I don’t mind love being part of a storyline either. But there’s a huge difference between love as part of the story and fucking romantasy.
- 2 days
Lol, I started this series based on it’s popularity and went in blind. I have never noped out of a book faster.
- 2 days
I had multiple people tell me how good it was. Couldn’t manage even the first book. Didn’t care about any of the characters. If they had all died, and the book started following a completely different group it wouldn’t have changed how engaged I was in the story at all.
- Onomatopoeia@lemmy.cafeEnglish2 days
Surely it would have then gotten better, or at least interesting, right? (For a moment anyway?)
- 2 days
It would have probably at least made me curious. Not many books will kill off their whole cast and just start telling a different story.
- toynbee@piefed.socialEnglish1 day
There was no doubt in my mind that this would be a pretty prompt response.
- 1 day
I dunno. I just figure it has probably been done at some point. Probably not a good book though.
bcgm3@lemmy.worldEnglish
2 daysThe “only barely legally distinct from that one popular book series” nature of the titles and cover art put this one in the “maybe later” category for me.
I’m glad I grabbed it from the library and didn’t buy it. Definitely not my flavor. If it gets people to read, great, but I don’t recommend it.
- 2 days
Similar experience, but not necessarily noped out as much as a drop out of lack of interest. Had this recommended to me after I got done with Fourth Wing. Not a good recommendation in my opinion.
- resipsaloquitur@lemmy.cafeEnglish2 days
An X of Y and Z.
Can we have a different pattern of book title?

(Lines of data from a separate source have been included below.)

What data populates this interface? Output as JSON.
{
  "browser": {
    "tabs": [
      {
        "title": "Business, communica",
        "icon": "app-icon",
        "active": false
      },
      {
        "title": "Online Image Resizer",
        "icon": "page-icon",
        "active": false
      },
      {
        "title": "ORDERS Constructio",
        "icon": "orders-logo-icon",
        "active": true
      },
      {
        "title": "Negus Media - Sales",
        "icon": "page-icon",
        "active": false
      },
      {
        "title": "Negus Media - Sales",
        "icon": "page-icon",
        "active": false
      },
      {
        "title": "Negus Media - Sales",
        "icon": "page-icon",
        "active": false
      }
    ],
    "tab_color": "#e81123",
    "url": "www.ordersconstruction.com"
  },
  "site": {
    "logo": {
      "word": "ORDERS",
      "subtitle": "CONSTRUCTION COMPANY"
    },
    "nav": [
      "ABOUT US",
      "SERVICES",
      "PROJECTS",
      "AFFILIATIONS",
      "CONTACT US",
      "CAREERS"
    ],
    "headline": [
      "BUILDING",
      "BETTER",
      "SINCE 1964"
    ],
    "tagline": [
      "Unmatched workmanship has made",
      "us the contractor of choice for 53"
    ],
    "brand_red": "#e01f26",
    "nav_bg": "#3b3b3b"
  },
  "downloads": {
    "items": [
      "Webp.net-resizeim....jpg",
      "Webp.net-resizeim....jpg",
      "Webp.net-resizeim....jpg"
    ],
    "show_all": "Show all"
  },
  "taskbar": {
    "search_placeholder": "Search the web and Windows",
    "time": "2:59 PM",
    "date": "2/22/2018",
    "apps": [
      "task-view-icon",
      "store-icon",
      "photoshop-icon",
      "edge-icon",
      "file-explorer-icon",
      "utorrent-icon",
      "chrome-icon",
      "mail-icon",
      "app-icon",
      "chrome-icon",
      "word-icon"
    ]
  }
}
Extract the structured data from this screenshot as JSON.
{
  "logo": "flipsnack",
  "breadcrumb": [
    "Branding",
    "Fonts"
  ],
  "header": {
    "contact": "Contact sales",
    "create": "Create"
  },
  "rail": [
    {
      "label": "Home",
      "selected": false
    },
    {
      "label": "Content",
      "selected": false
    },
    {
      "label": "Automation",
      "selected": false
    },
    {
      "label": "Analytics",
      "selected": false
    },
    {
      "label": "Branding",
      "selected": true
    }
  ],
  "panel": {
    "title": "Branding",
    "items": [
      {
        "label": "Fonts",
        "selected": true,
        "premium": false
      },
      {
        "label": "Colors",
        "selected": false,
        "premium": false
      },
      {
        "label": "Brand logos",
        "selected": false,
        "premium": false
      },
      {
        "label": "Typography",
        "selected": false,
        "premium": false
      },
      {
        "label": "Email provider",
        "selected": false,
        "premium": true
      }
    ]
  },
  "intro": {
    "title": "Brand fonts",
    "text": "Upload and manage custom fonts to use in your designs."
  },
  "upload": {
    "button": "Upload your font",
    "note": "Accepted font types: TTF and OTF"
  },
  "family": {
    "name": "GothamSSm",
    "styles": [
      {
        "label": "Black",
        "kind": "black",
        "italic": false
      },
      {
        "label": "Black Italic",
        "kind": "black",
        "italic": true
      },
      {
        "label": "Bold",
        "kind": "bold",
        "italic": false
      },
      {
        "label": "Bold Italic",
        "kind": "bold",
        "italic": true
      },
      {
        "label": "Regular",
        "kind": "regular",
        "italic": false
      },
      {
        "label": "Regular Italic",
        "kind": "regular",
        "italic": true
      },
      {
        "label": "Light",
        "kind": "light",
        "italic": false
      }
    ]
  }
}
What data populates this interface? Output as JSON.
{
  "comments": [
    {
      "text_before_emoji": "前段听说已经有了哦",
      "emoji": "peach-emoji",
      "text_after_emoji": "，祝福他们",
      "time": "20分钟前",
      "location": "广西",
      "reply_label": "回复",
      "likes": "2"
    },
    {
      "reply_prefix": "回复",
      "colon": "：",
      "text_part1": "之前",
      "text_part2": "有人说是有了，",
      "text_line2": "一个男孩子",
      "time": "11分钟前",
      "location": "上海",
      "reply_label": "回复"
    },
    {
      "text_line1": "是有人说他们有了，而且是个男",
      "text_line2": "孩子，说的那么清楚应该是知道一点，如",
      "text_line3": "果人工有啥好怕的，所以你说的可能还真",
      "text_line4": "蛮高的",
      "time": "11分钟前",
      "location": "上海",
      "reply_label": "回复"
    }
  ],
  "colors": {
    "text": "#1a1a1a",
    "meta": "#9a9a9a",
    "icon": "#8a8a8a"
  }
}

I recommend the upcoming novel by Jason Pargin, There Are No Giant Crabs In This Novel: A Novel Of Giant Crabs, the fifth book in the John Dies At The End series. With titles such as What The Hell Did I Just Read?, and If This Book Exists, You’re In The Wrong Universe. Or his other series, which includes Zoey Punches The Future In The Dick, and Zoey Is Too Drunk for This Dystopia.
- 20 hours
I am so excited for the new John Dies book. I’ve just started going through them from the beginning the other day
- 10 hours
Same! Easily the most fun you can have reading a book is reading that series of books. I love me a useless, resentful, piece of shit protagonist getting dragged through cosmic horrors beyond our comprehension.
MinnesotaGoddam@lemmy.worldEnglish
1 dayplease give A Pleurisy of Ducks and Sannakji a chance first. just one chapter.
- 2 days
Lindsey Ellis’ latest video is about fantasy/ romance and this book gets more than a couple mentions.
- morgenman@lemmy.worldEnglish20 hours
Going to plug shitty book club, good times! https://www.youtube.com/watch?v=LNqaYVSwwL8&pp=0gcJCU4LAYcqIYzv
- TubularTittyFrog@lemmy.worldEnglish2 days
Everytime I am at a cafe there is a woman reading this book. I don’t think I’ve ever seen a man with a copy of it. Been seeing it around for few years now.
Is it one of those romantasy novels? Or is more like YA fantasy fiction type stuff?
- 2 days
The same was said of Twilight. I’m male (AMAB/identify as male) and I read Twilight. It was okay. I stopped partway through New Moon. I did enjoy the movies. I liked what Meyer did with her vampires. I didn’t take it any more seriously than was warranted.
I’m currently reading the Dungeon Crawler Carl books. Are they fine literature? No, but they’re fun. I’ve read about a dozen of the Sword Art Online books, and DCC is better. Same thing though. Kind of. They’re both very lowbrow, and I thoroughly enjoy both.
No interest in the new romantasy stuff though. It just doesn’t appeal to me. I am curious… but not interested.
Rhetorically, that would be a juxtaposition: the thorns are the unpleasant part that will hurt you if you’re careless, the roses are the desirable part that people risk getting stung by the thorns for, the symbol of romance and love.
This is a court of pain and pleasure; chance and courage; dangerous, reckless love.
Idk if that actually describes the book, but it’s how the title works.
- ghost9@piefed.socialEnglish2 days
The original title said Thorns and More Thorns but the editor changed it last minute.